On second thought, every new container should already be getting assigned a separate host name which does not get maintained between deployments. So we will not be breaking an existing working functionality in that sense.
Maybe it would be useful to just document the host ID behavior publicly and let service devs pick a value they know will be consistent for their applications?
Hi @esimkowitz, I am personally leaning towards just having a proper documentation in place. I did not find an environment variable inside running function app container that meets the requirement to be used as host ID. We thought of using 'container image path' but I don't think that information is available to be inserted automatically while composing Dockerfile, building the docker image or running the container. It will only need to be passed by user at some point, which is no less manual than setting hostid
environment variable.
We also thought of having a logic in functions host similar to DefaultHostIdProvider but @v-shenoy pointed out that it won't work for non-.NET function apps.
@divyagandhisethi
Tagging @fabiocav for his input
So are we supposed to set hostid
to something static when running in Kubernetes?
If I have a Deployment
containing a function app and it is scaled (by Keda, or manually) to 2 instances, should the hostid
be the same for both replicas of the application?

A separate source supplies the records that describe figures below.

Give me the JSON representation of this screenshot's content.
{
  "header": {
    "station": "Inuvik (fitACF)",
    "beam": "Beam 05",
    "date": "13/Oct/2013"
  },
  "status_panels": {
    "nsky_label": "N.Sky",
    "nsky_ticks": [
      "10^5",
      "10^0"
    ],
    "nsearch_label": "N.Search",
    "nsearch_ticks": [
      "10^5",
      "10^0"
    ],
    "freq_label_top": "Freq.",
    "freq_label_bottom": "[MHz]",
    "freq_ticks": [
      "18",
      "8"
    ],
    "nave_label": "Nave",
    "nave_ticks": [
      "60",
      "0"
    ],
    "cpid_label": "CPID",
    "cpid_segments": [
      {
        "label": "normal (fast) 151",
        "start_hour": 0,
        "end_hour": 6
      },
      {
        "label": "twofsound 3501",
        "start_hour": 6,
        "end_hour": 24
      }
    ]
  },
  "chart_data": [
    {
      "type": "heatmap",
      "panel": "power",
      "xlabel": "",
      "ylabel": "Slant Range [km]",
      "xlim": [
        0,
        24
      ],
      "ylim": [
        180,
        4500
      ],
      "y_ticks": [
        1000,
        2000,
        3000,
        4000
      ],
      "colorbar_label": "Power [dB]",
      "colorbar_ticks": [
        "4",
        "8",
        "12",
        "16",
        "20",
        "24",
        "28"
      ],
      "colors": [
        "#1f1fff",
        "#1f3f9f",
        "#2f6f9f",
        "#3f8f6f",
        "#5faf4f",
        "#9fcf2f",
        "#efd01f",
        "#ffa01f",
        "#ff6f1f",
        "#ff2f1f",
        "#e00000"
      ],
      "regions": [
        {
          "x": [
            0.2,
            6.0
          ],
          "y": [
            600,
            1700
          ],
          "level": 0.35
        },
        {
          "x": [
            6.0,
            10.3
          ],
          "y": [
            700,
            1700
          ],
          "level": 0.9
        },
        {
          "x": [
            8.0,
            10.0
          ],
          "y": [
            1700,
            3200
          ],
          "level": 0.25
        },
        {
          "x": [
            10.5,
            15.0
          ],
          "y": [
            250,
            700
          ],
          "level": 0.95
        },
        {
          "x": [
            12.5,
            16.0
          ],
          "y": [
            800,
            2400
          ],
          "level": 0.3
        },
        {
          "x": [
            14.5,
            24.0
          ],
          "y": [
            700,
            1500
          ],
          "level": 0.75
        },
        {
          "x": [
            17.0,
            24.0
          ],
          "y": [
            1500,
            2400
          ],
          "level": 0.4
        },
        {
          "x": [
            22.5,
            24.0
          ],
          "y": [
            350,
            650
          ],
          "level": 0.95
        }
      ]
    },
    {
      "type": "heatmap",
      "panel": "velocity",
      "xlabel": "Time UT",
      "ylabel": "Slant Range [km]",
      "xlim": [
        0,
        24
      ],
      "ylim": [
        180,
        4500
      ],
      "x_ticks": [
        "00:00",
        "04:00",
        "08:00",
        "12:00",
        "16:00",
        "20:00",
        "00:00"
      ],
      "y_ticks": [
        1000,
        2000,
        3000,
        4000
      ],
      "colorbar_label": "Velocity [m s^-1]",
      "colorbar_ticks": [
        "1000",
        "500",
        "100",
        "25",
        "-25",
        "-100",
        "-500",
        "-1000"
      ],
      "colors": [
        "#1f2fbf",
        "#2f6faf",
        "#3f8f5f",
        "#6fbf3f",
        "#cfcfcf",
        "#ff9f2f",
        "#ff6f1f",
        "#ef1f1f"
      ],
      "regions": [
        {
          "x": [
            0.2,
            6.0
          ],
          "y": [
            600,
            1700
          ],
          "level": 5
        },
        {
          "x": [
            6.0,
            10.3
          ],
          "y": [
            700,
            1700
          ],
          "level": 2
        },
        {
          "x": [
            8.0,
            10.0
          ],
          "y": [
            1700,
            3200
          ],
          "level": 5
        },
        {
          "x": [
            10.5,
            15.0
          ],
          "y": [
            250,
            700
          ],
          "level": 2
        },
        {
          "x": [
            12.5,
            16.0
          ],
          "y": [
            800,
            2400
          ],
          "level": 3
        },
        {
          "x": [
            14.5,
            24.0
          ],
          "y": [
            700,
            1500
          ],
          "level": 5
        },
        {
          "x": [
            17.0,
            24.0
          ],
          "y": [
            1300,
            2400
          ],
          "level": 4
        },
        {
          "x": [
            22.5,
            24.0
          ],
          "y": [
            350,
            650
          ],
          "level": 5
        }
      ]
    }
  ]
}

I've tried doing this and it seems to work fine, but it's really unclear from the documentation and the thread above. I'll note that when doing this, there will be one host
file created in blob storage, and the metadata on that file will contain a FunctionInstance
property, which I suppose is doubly confusing since there's two instances/replicas using this hostid
. I did notice that if you scale the application to 0
and then back up again, the FunctionInstance
metadata will be updated to reflect some new instance.
I'm not sure if this is an indicator of the fact that it's the wrong thing to be doing. Can anyone clarify the proper thing to do?